We study the effect of different kernel sizes in Factorized Bilinear (FB) Models. We also present comparisons with Dropout and our DropFactor in FB models.

7.1 Effect of Kernel Size

Tab. 8 shows the results of different kernel sizes (1x1 and 3x3) for FB layers. We conduct experiments on CIFAR-100 dataset [20] with two FB networks In5b-FBN and Conv-FBN as described in the paper. We insert a 1x1 FB layer and 3x3 FB layer, respectively, for both two FBNs. The results of 3x3 kernel size are still better than the baseline. This demonstrates that our FB models can generalize to model interactions with larger kernel size. However, it also leads to more severe over-fitting than 1x1 at least on CIFAR-100 and has 9 times parameters than an 1x1 FB layer. Thus, incorporating 1x1 FB layer can achieve more efficient and effective performance.

Method Kernel Size Error
Inception-BN - 24.70
In5b-FBN 1x1 22.63
3x3 23.87
Conv-FBN 1x1 21.98
3x3 23.08
Table 8: Results of different kernel sizes in the FB layers on the CIFAR-100 dataset.

7.2 Comparisons with Dropout and DropFactor

Network Method Error
Inception-BN Baseline 24.70
FBN 23.55
FBN + Dropout 23.19
FBN + DropFactor 21.98
FBN + Dropout + DropFactor 22.71
ResNet-164 Baseline 23.64
FBN 23.39
FBN + Dropout 22.97
FBN + DropFactor 22.50
FBN + Dropout + DropFactor 22.60
Table 9: Results of Dropout and DropFactor on the CIFAR-100 dataset.

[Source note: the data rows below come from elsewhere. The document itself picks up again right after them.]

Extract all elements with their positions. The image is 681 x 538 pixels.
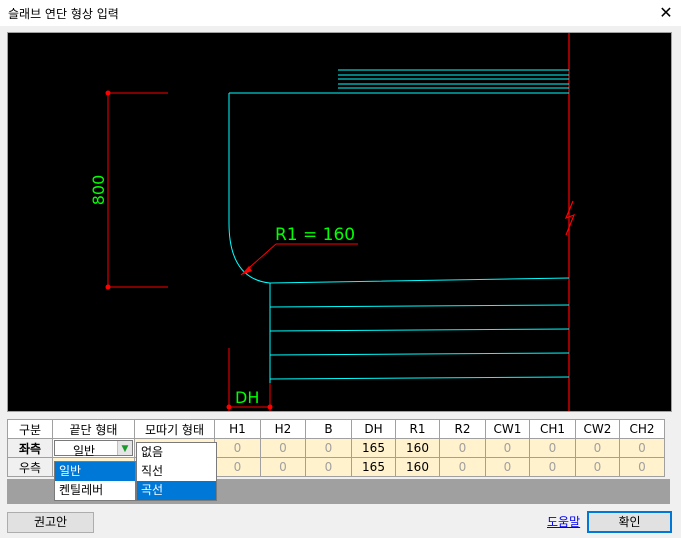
cell-r1[interactable]: 160 bbox=[395, 457, 440, 477]
end-type-combo-box[interactable]: 일반 ▼ bbox=[54, 440, 133, 458]
col-header: CH1 bbox=[529, 419, 576, 439]
drawing-canvas: 800 R1 = 160 DH bbox=[7, 32, 672, 412]
cell-r2[interactable]: 0 bbox=[439, 457, 486, 477]
col-header: R2 bbox=[439, 419, 486, 439]
bottom-hatch-line bbox=[269, 328, 570, 332]
end-type-combo[interactable]: 일반 ▼ bbox=[52, 438, 135, 458]
dropdown-arrow-icon[interactable]: ▼ bbox=[117, 441, 132, 455]
end-type-option[interactable]: 켄틸레버 bbox=[55, 481, 135, 500]
header-row: 구분 끝단 형태 모따기 형태 H1 H2 B DH R1 R2 CW1 CH1… bbox=[7, 419, 665, 439]
cell-ch1[interactable]: 0 bbox=[529, 438, 576, 458]
col-header: B bbox=[305, 419, 352, 439]
cell-h1[interactable]: 0 bbox=[214, 457, 261, 477]
bottom-hatch-line bbox=[269, 304, 570, 308]
col-header: H1 bbox=[214, 419, 261, 439]
dim-height-label: 800 bbox=[89, 175, 108, 206]
title-bar: 슬래브 연단 형상 입력 ✕ bbox=[0, 0, 681, 26]
cell-h2[interactable]: 0 bbox=[260, 438, 306, 458]
window-title: 슬래브 연단 형상 입력 bbox=[8, 7, 119, 21]
col-header: CW2 bbox=[575, 419, 620, 439]
slab-curved-edge bbox=[228, 93, 570, 284]
ok-button[interactable]: 확인 bbox=[587, 511, 672, 533]
cell-dh[interactable]: 165 bbox=[351, 438, 396, 458]
col-header: CH2 bbox=[619, 419, 665, 439]
dim-dot bbox=[226, 404, 232, 410]
cell-b[interactable]: 0 bbox=[305, 457, 352, 477]
cell-cw2[interactable]: 0 bbox=[575, 438, 620, 458]
bottom-hatch-line bbox=[269, 376, 570, 380]
help-link[interactable]: 도움말 bbox=[547, 513, 580, 530]
close-icon[interactable]: ✕ bbox=[651, 0, 681, 26]
cell-ch2[interactable]: 0 bbox=[619, 457, 665, 477]
cell-h2[interactable]: 0 bbox=[260, 457, 306, 477]
end-type-dropdown-list[interactable]: 일반 켄틸레버 bbox=[54, 461, 136, 501]
radius-label: R1 = 160 bbox=[275, 225, 355, 245]
col-header[interactable]: 끝단 형태 bbox=[52, 419, 135, 439]
cell-b[interactable]: 0 bbox=[305, 438, 352, 458]
col-header: R1 bbox=[395, 419, 440, 439]
end-type-value: 일반 bbox=[73, 444, 96, 458]
row-label-right: 우측 bbox=[7, 457, 53, 477]
bottom-hatch-line bbox=[269, 352, 570, 356]
cell-ch1[interactable]: 0 bbox=[529, 457, 576, 477]
cell-r2[interactable]: 0 bbox=[439, 438, 486, 458]
slab-edge-drawing: 800 R1 = 160 DH bbox=[89, 33, 576, 411]
chamfer-option[interactable]: 곡선 bbox=[137, 481, 216, 500]
end-type-option[interactable]: 일반 bbox=[55, 462, 135, 481]
col-header[interactable]: 모따기 형태 bbox=[134, 419, 215, 439]
cell-ch2[interactable]: 0 bbox=[619, 438, 665, 458]
chamfer-option[interactable]: 직선 bbox=[137, 462, 216, 481]
row-label-left: 좌측 bbox=[7, 438, 53, 458]
cell-cw1[interactable]: 0 bbox=[485, 438, 530, 458]
cell-cw1[interactable]: 0 bbox=[485, 457, 530, 477]
cell-h1[interactable]: 0 bbox=[214, 438, 261, 458]
recommend-button[interactable]: 권고안 bbox=[7, 512, 94, 533]
cell-cw2[interactable]: 0 bbox=[575, 457, 620, 477]
chamfer-option[interactable]: 없음 bbox=[137, 443, 216, 462]
dim-dot bbox=[267, 404, 273, 410]
cell-r1[interactable]: 160 bbox=[395, 438, 440, 458]
break-mark bbox=[564, 200, 576, 236]
dh-label: DH bbox=[235, 388, 259, 407]
dim-dot bbox=[105, 90, 111, 96]
chamfer-dropdown-list[interactable]: 없음 직선 곡선 bbox=[136, 442, 217, 501]
col-header: 구분 bbox=[7, 419, 53, 439]
dim-dot bbox=[105, 284, 111, 290]
table-row: 좌측 일반 ▼ 0 0 0 165 160 0 0 0 0 0 bbox=[7, 438, 665, 458]
col-header: CW1 bbox=[485, 419, 530, 439]
col-header: DH bbox=[351, 419, 396, 439]
col-header: H2 bbox=[260, 419, 306, 439]
cell-dh[interactable]: 165 bbox=[351, 457, 396, 477]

Our DropFactor scheme shares similar idea with Dropout [36], which is also a simple yet effective regularization to prevent over-fitting. We evaluate the performance of Dropout with our specific designed DropFactor for Factorized Bilinear models. Tab. 9 illustrates the results of two methods on the CIFAR-100 dataset. We adopt the Inception-BN and ResNet-164 networks as the base networks in this experiments. The FBN models are constructed by inserting the FB layers in the base networks. As shown in the table, Dropout and DropFactor both improve the performance individually over the original FBN model. DropFactor achieves even better results and combining them does not get further improvement. This demonstrates the effectiveness of DropFactor scheme to reduce the over-fitting of FB models.